In Central African Republic, WFP Helps Farmers Get Back To The Land
Months of conflict in the Central African Republic have driven tens of thousands of people from their homes and farms, swelling the ranks of the hungry. WFP is providing food assistance to around 200,000 people at present and, in the western Bouar district, is distributing food rations to farmers to ensure they can still work in their fields and produce food.
BOUAR, Central African Republic -- When WFP and other humanitarian agencies returned to Bouar in October, residents welcomed them with applause, songs and traditional dances.
For these men, women and children, the return of the United Nations’ food agency to reopen its office meant the world had not forgotten their plight.
“We are very happy to have you (humanitarian actors) here in Bouar. The people here have suffered a lot from food shortages,” said Ali Haoudou Moumini, the mayor of Bouar, which lies 450 km west of the capital Bangui.
“We hope WFP will continue to help us, and especially the youth, to reconstruct roads and resume agricultural activities through its food-for-work programme,” he added.
Up to 500,000 people need immediate food assistance across CAR and this figure is likely to increase because the planting season has been disrupted by conflict and displacement. As it scales up its operations, WFP is reopening offices in the northeast and west, and using mobile teams to reach people in areas that remain insecure.
On the ground
The WFP office in Bouar is one of four offices that were temporarily shut in March because of fighting across the country. Government ministers, officials from other UN agencies and WFP’s partners were among those who turned up on 22 October for the reopening ceremony. On the same day, food rations were distributed to vulnerable farmers in the village of Bor, 18 km away.
After fresh conflict erupted in March, many people fled to Bouar to escape fighting in surrounding rural areas. Demand for food shot up but supply has remained low because farmers have been forced to leave their farms, and also because access to tools and inputs has been disrupted. Many farmers missed the first planting season, which started in April/May.

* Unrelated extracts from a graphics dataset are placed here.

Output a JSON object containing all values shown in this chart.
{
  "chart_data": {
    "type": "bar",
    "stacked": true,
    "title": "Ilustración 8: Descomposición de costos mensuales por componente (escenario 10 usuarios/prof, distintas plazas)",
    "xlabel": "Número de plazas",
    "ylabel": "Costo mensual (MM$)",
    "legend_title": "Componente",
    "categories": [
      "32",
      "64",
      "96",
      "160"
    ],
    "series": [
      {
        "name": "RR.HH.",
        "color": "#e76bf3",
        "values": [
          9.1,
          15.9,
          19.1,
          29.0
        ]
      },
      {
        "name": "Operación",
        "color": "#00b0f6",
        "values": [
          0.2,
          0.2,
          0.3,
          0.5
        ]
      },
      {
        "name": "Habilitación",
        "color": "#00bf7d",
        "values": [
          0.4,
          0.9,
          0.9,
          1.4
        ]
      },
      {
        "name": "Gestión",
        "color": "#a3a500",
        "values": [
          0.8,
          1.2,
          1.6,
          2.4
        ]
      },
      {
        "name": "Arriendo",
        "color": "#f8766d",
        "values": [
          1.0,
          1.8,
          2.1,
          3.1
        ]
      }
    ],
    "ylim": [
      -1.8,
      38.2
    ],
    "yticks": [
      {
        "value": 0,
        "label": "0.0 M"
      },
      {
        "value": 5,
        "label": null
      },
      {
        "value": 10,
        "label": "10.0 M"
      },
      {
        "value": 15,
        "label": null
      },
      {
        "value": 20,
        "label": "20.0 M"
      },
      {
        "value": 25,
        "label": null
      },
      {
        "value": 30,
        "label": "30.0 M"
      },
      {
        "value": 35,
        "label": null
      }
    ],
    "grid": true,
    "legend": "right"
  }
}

WFP resumed food distributions in Bouar in August to make sure that farmers kept their seeds for planting (see photo left) and did not adopt negative coping strategies, such as selling precious tools or seeds to stave off hunger.
In partnership with Mercy Corps and the government food security programme, PREVES, WFP is distributing seed protection food rations to 18,330 people in four areas, including Bouar, for three months.
The re-opening of WFP’s Bouar office, which will serve as a common office for other UN agencies and NGO partners, will ensure effective coordination of humanitarian interventions, and bring those delivering assistance closer to the people who need it most.
A critical time
Aristide Sokami, CAR’s minister of territorial administration, decentralization and regionalization, cut the ribbon on the office during the ceremony.
“We are very sensitive to what the UN system does, has done and will be doing in our country,” Sokambi said. “I would like WFP to continue food distributions in this area but this should only be a complementary assistance. I hope that the Prefet (senior local government official) of Bouar can quickly lead the population back to work so that they can provide and ensure security for themselves,” he added.
The reopening of the Bouar office shows that UN agencies are determined to support the government in providing assistance to vulnerable people in this time of acute crisis.
Across CAR, WFP is scaling up its operations, despite the insecurity fuelling hunger by forcing people to leave their homes and farms. WFP provides food assistance to displaced families, refugees, pregnant women and nursing mothers, malnourished children and vulnerable farmers in areas that have been hit by conflict.
Story by Djaounsede Pardon, WFP Central African Republic.